Cristiano Ronaldo könnte zum teuren Problem werden - Bildquelle: gettyCristiano Ronaldo könnte zum teuren Problem werden © getty

München/Turin – Ein Komet ist auf der Fußball-Welt aufgeschlagen! Cristiano Ronaldo verlässt Real Madrid und schließt sich Juventus Turin. Der Weltfußballer schließt wohl seinen letzten großen Vertrag ab – und genau das ist das Problem für seinen neuen Klub.

112 Millionen Euro Ablösesumme, dazu 30 Millionen Gehalt per annum bei einem Vierjahresvertrag – das Paket, das Juve stemmen muss, ist gewaltig! Ohne hochkarätige Abgänge wird der Mega-Transfer nicht zu finanzieren sein. Alles für einen 33-Jährigen Ausnahmekönner im Abend der Fußball-Karriere.

Schon enorme Transferausgaben 2018

Der italienische Meister muss sich nun mit dem "Financial Fairplay" beschäftigen. Juventus hat bereits den im Vorjahr vom FC Bayern ausgeliehenen Douglas Costa verpflichtet. Hinzu kommen Rechtsverteidiger Joao Cancelo (FC Valencia) sowie Keeper Mattia Perin (FC Turin). Mit Ronaldo macht das knapp 200 Millionen Euro auf der Ausgabenseite.
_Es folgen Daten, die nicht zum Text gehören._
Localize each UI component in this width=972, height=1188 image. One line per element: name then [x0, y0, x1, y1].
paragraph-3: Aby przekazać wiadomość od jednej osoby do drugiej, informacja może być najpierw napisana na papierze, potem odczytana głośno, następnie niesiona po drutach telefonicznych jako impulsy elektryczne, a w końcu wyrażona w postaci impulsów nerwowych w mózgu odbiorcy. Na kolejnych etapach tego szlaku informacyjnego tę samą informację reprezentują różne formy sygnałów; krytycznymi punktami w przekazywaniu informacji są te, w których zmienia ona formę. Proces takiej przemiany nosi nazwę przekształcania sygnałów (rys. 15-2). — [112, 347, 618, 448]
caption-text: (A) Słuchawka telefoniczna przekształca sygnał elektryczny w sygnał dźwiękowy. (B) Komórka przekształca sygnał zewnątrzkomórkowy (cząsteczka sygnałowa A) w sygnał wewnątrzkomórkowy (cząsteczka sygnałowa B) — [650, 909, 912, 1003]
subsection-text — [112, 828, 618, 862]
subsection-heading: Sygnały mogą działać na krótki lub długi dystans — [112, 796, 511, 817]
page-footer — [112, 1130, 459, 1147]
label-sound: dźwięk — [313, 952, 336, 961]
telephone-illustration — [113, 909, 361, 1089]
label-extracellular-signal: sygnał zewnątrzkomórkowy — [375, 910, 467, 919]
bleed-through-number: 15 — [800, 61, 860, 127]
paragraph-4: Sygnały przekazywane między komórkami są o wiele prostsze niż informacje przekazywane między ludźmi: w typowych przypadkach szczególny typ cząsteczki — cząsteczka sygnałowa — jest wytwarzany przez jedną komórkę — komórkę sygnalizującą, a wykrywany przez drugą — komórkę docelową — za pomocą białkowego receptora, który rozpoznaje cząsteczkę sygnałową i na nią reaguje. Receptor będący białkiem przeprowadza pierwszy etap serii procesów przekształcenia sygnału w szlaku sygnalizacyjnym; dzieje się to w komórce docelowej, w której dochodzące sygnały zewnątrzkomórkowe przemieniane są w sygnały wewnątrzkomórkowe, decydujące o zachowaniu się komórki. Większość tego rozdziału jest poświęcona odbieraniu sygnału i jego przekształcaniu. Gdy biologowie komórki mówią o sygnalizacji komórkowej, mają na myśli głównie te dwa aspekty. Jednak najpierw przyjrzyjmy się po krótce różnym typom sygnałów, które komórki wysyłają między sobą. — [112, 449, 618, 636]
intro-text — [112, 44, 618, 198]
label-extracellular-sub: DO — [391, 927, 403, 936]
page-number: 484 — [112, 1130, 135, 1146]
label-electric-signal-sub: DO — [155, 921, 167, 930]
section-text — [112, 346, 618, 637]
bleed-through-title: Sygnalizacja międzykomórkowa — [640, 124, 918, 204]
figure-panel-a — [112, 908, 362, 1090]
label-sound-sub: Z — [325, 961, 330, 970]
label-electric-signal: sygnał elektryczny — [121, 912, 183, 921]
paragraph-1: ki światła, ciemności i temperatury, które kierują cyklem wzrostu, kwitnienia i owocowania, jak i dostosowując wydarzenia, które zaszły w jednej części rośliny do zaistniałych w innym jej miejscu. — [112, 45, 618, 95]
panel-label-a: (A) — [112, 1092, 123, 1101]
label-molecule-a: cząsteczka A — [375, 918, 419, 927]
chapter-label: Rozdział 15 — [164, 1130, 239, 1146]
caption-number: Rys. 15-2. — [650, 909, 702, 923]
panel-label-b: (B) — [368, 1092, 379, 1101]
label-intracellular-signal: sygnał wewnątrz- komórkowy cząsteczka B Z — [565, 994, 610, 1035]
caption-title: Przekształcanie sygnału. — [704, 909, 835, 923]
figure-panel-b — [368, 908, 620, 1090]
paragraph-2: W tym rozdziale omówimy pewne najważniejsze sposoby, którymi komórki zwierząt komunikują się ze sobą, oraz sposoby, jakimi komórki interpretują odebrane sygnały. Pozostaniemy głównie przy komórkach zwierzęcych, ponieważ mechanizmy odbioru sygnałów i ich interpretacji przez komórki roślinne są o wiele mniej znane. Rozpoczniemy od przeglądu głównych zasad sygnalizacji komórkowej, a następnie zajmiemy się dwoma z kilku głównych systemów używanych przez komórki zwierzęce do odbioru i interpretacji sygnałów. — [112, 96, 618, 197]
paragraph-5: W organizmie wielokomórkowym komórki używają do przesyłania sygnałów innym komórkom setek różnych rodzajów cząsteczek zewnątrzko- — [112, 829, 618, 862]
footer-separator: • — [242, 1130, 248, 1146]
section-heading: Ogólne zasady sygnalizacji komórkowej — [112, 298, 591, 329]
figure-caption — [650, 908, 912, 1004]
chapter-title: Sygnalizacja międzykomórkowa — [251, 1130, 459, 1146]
Heißt: Will Juventus keine Strafe riskieren, müssen Top-Stars wie die jungen Paul Dybala (24), Federico Bernardeschi (24) oder Leistungsträger wie Gonzalo Higuain oder Miralem Pjanic definitiv gehen, allein schon um Ronaldos Gehalt abzudecken.
Der Verein bringt sich so unnötig in Bedrängnis, aktuelle und vor allem zukünftige Stützen eines funktionierenden Teams abzugeben, um einen reinen Marketing-Deal abzuschließen. Das zeugt nicht nur von wenig Weitsicht, sondern wirkt auch noch gierig! Denn Sponsoren und Werbepartner freuen sich wohl am meisten über den Transfer.

Die wahren Gewinner sind Ronaldo und Real Madrid

Ronaldo ist 33 Jahre alt. Sicherlich ist der portugiesische Ausnahmekönner nicht mit "normalen" Fußballern zu vergleichen, doch das Alter wird auch ihn früher oder später einholen. Bereits in den letzten Spielzeiten änderte Ronaldo seinen Stil: wesentlich weniger Sprints, nicht mehr Vollgas um jeden Preis. Die taktisch geprägte Serie A wird ihm da entgegenkommen.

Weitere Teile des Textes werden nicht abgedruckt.